The intrepid travellers on the SV Discovery, May 2011. (Photo courtesy our crew member)
I have reposted this post (initially written in June 2011) as I was contacted yesterday by a concerned previous client of Pacific Expeditions, from Maui, who advised that my TripAdvisor comment on Suwarrow National Park and Pacific Expeditions had been removed...
It is a good story...reminding us all to be aware of internet descriptions...and deceptions.
SV Discovery. Sitting low in the water May 2011 (photo the author)The minute we saw the boat at the dock in Rarotonga, Cook Islands, we knew that things were not as we had envisaged by reading about and booking our voyage at the Pacific Expedition’s website.
When I introduced myself to the person I had been told was the captain he acknowledged me, didn’t give his name and pointed towards a young woman who was inventoring freight at it was put abroad the boat. She advised us that the departure date was more likely to be before sunset than 12 noon…”it’s island time, and the freight is late”…”you can look around town for a while”…she suggested as we left our passports with the as yet unnamed captain to be processed through the Cook Islands immigration office.
After 7 hours of wandering the two main streets of Rarotonga, enjoying a beer at Trader Jack’s and some internet time at the Telecom office we staggered under the heat back to the boat. At 5 we were allowed to view our cabin. What a shock! The same cabin, or double berth, displayed on the website was ours… reached from the main deck by a greasy, engine oil covered ladder down a depth of about 2 metres. The heavily enclosed atmosphere, with four bunks, which would be occupied, outside our non-private entrance, was complemented by the rancid air from the nearby engine room . I hung a sarong over the entrance to our cabin for a semblance of privacy...for us all.
A "nest"? (Photo the author)The cabin bore no resemblance to the glossy photo on the Pacific Expeditions site detailing the standards on board the SV Discovery. My companion, Damien, was horrified but I assured him we could manage and I would try to make a little “nest”for us to call home for 14 nights. My optimism would be sorely tested.
Shortly after we were joined on the main deck by our fellow passengers. We were a mixed bunch, representing Australia, New Zealand, England, Canada, Japan , America and Switzerland. Our ages,we would learn, ranged from almost 70 to 29. We were to bond together as intrepid travellers, united in our anger and disappointment at the condition of the boat and the arrogant and non-communicative approach of our captain, Graham Wragg. Later we would also be united in the fear of danger presented by a vessel which was at the very least hazardous, if not obviously unseaworthy.
We all knew something was amiss when the captain “addressed”us on the main deck, advising us, randomly, of the safety equipment on board the vessel. He then told us of the water shortages which could occur and informed us of the ritual of a “naval shower”and the preferred option for the male passengers to pee over the side of the boat. The one toilet/shower room, about the size of an aircraft toilet, was for the use of the 12 people on board.

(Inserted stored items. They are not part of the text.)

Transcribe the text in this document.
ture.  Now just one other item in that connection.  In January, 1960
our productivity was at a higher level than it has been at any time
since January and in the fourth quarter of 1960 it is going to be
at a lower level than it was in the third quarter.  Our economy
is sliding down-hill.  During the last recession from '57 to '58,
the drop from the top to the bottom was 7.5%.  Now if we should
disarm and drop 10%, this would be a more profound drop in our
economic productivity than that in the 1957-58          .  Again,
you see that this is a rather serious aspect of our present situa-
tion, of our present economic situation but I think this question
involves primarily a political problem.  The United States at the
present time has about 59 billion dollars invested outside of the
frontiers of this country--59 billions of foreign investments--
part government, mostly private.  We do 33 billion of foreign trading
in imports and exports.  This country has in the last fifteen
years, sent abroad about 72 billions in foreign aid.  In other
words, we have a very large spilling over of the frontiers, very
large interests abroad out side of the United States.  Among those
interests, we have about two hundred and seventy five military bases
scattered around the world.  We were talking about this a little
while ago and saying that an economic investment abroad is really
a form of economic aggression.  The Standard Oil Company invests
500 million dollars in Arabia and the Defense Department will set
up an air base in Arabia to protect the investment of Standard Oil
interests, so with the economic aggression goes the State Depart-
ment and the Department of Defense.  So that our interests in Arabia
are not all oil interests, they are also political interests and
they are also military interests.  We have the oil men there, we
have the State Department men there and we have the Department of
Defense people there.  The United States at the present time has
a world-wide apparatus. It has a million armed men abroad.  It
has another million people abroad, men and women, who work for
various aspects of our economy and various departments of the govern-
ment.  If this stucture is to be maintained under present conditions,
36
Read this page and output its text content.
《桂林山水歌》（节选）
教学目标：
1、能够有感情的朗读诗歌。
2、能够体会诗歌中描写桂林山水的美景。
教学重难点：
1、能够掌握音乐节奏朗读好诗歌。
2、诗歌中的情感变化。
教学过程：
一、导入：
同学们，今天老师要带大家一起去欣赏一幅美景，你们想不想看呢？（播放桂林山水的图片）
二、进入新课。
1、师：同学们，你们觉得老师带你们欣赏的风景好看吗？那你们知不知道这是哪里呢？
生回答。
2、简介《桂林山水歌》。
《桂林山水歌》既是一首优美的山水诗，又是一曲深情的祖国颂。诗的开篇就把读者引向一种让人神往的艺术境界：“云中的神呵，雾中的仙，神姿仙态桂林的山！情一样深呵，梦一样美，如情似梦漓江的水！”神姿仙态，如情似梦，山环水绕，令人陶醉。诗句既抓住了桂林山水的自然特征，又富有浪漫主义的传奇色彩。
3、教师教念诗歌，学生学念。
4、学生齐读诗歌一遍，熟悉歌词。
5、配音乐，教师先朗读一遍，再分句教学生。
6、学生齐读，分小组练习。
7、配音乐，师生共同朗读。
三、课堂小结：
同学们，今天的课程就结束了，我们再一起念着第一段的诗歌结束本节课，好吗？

Under a beautiful sunset we departed Rarotonga for the isolation of two and a half days at sea before we would reach the island of Palmerston. The sea initially seemed quite calm but the Discovery, being a badly weighted catamaran tossed up and down and side to side. Seasickness was shortly an unwelcome cloud of darkness for most of us.
Eating that evening was out of the question for most of us. Fortunately as it turned out. The “rations”that the captain had supplied were meagre we were to learn. In the fresh food department there were two cabbages, 6 or so tomatoes, 6 carrots, about 5 papaya, some bananas, potatoes, oranges and onions. Otherwise, it was 6 packets of frozen vegetables, 2 kgs of frozen minced beef (the expiration date was June 2010), 6 kgs of frozen chicken pieces, some frozen loaves of bread, some soft drink, cans of vegetables, numerous cans of tinned meat and some Asian dried noodles, rice and pasta. For 12 people for 14 days.
The wonderful people of Palmerston giving us a beach seafood "barbecue" (Photo the author)
But we survived. On arrival on 30 May in Apia, Western Samoa our vessel was boarded by the customs, immigration and health authorities. After initial inquiries, the vessel was declared unfit for passengers and senior authorities were called by the various officers to the wharf. After giving our various statements, we were able to go ashore, many of us wishing to kiss the ground. We were safe, but exhausted and some of us wounded by gashes, grazes and bruises from the never ending swell as our boat was tossed like a cork in the vastness of the Pacific Ocean for 14 days.
Suwarrow, May 2011,( photo a crew member)
As a group we were indeed intrepid travellers and we became great friends, bonded in our resolve to stop Pacific Expeditions ever operating another passenger voyage. And my 14 days with these wonderful people was a testament to the Confucian saying…”All people are the same; it is their habits which are different…”
The beauty of Suwarrow
Not only did I have the opportunity to see selfless consideration and manners among my fellow passengers and our one crew member each day, but the generosity of the island people I met was a joy I will never forget.